Stop Losses and Risk Management

Protecting Your Capital

Risk management is arguably the most important aspect of trading. You can have the best technical signals in the world, but without proper risk management, a few bad trades can wipe out months of profits. A stop loss is your primary tool for limiting downside risk.

What Is a Stop Loss?

A stop loss is a predetermined price level at which you will sell a stock to limit your loss. Before entering any trade, you should always know exactly where your stop loss will be.

Types of Stop Losses

  • Fixed percentage stop — Sell if the stock drops a set percentage from your entry (e.g., 5% or 8%). Simple but may not account for the stock's volatility.
  • ATR-based stop — Set your stop at 2x the ATR below your entry price. This adapts to the stock's natural volatility and avoids being stopped out by normal price fluctuations.
  • Support-level stop — Place your stop just below a key support level or a recent swing low. If the price breaks below support, the trade thesis is invalidated.
  • Trailing stop — A stop that moves up as the price rises but does not move down. It locks in profits while letting winners run.

The Risk-Reward Ratio

Before entering a trade, calculate your risk-reward ratio:

  • Risk = Entry price minus stop loss price
  • Reward = Target price minus entry price
  • Minimum ratio = Aim for at least 1:2 (risk KES 1 to potentially make KES 2)

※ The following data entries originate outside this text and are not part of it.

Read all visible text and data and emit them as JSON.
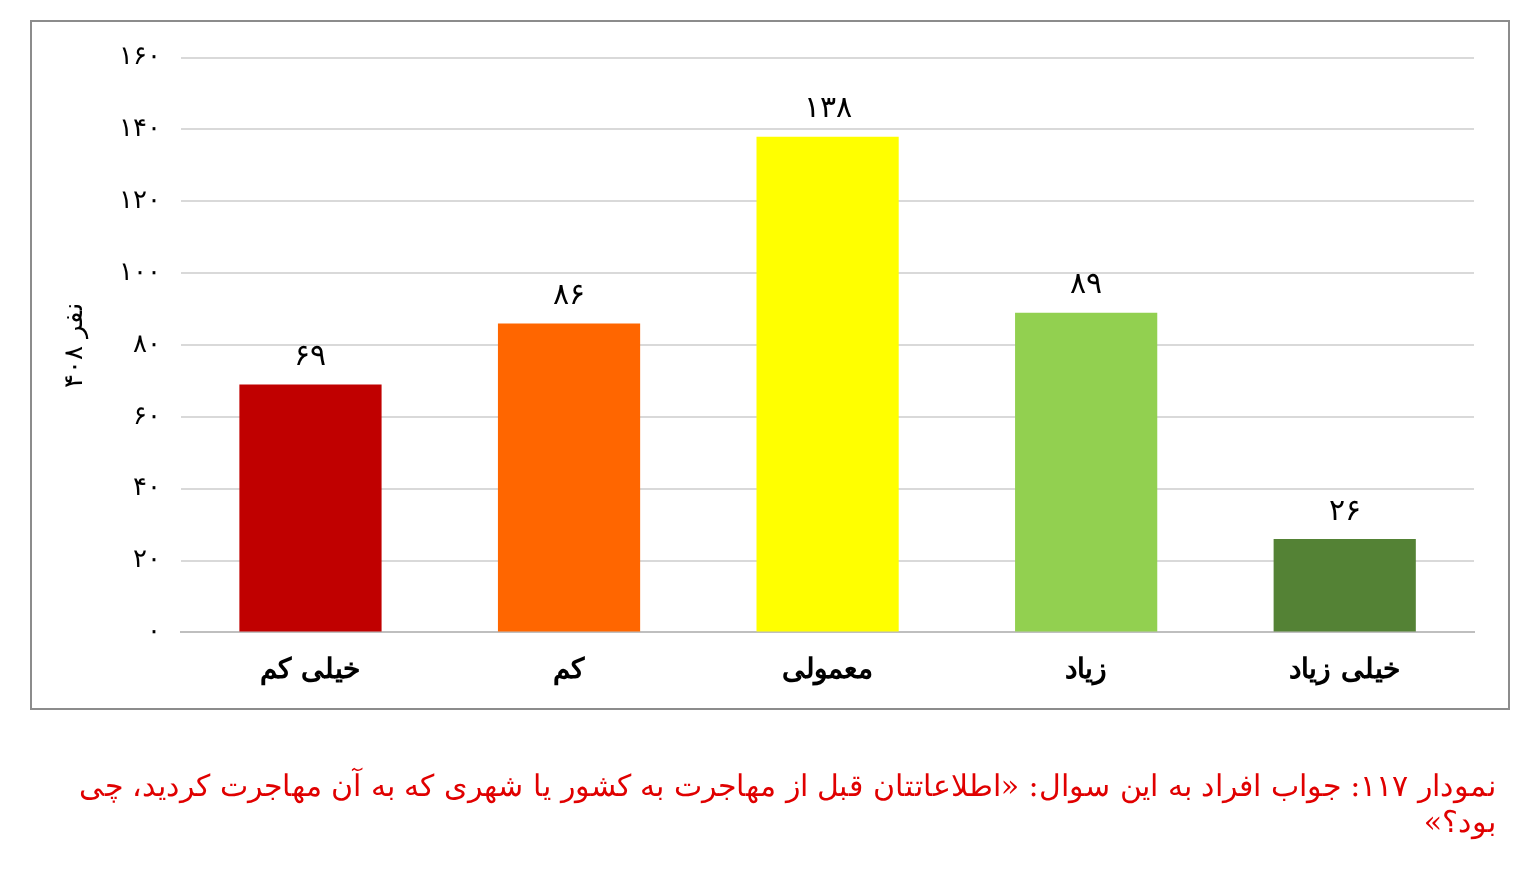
{
  "chart_data": {
    "type": "bar",
    "ylabel": "۴۰۸ نفر",
    "categories": [
      "خیلی کم",
      "کم",
      "معمولی",
      "زیاد",
      "خیلی زیاد"
    ],
    "values": [
      69,
      86,
      138,
      89,
      26
    ],
    "colors": [
      "#c00000",
      "#ff6600",
      "#ffff00",
      "#92d050",
      "#548235"
    ],
    "value_labels": [
      "۶۹",
      "۸۶",
      "۱۳۸",
      "۸۹",
      "۲۶"
    ],
    "ylim": [
      0,
      160
    ],
    "yticks": [
      {
        "value": 0,
        "label": "۰"
      },
      {
        "value": 20,
        "label": "۲۰"
      },
      {
        "value": 40,
        "label": "۴۰"
      },
      {
        "value": 60,
        "label": "۶۰"
      },
      {
        "value": 80,
        "label": "۸۰"
      },
      {
        "value": 100,
        "label": "۱۰۰"
      },
      {
        "value": 120,
        "label": "۱۲۰"
      },
      {
        "value": 140,
        "label": "۱۴۰"
      },
      {
        "value": 160,
        "label": "۱۶۰"
      }
    ],
    "grid": "y",
    "legend": false,
    "annotations": [
      "نمودار ۱۱۷: جواب افراد به این سوال: «اطلاعاتتان قبل از مهاجرت به کشور یا شهری که به آن مهاجرت کردید، چی بود؟»"
    ]
  }
}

With a 1:2 risk-reward ratio, you only need to be right 40% of the time to be profitable.

Position Sizing Rule

Never risk more than 1-2% of your total portfolio on a single trade. If your portfolio is worth KES 100,000, your maximum loss on any single trade should be KES 1,000 to KES 2,000. This ensures that even a string of losing trades will not devastate your portfolio.

Practical NSE Example

You buy KCB at KES 40. The ATR is KES 1.50. You set your stop at KES 37 (2x ATR below entry). Your target is KES 46 (based on the next resistance level). Risk = KES 3. Reward = KES 6. Risk-reward = 1:2. If your portfolio is KES 200,000 and you risk 1%, your maximum loss is KES 2,000, meaning you buy 667 shares (KES 2,000 / KES 3 risk per share).

Quiz

1. What is a trailing stop loss?

2. What is the recommended maximum percentage of your portfolio to risk on a single trade?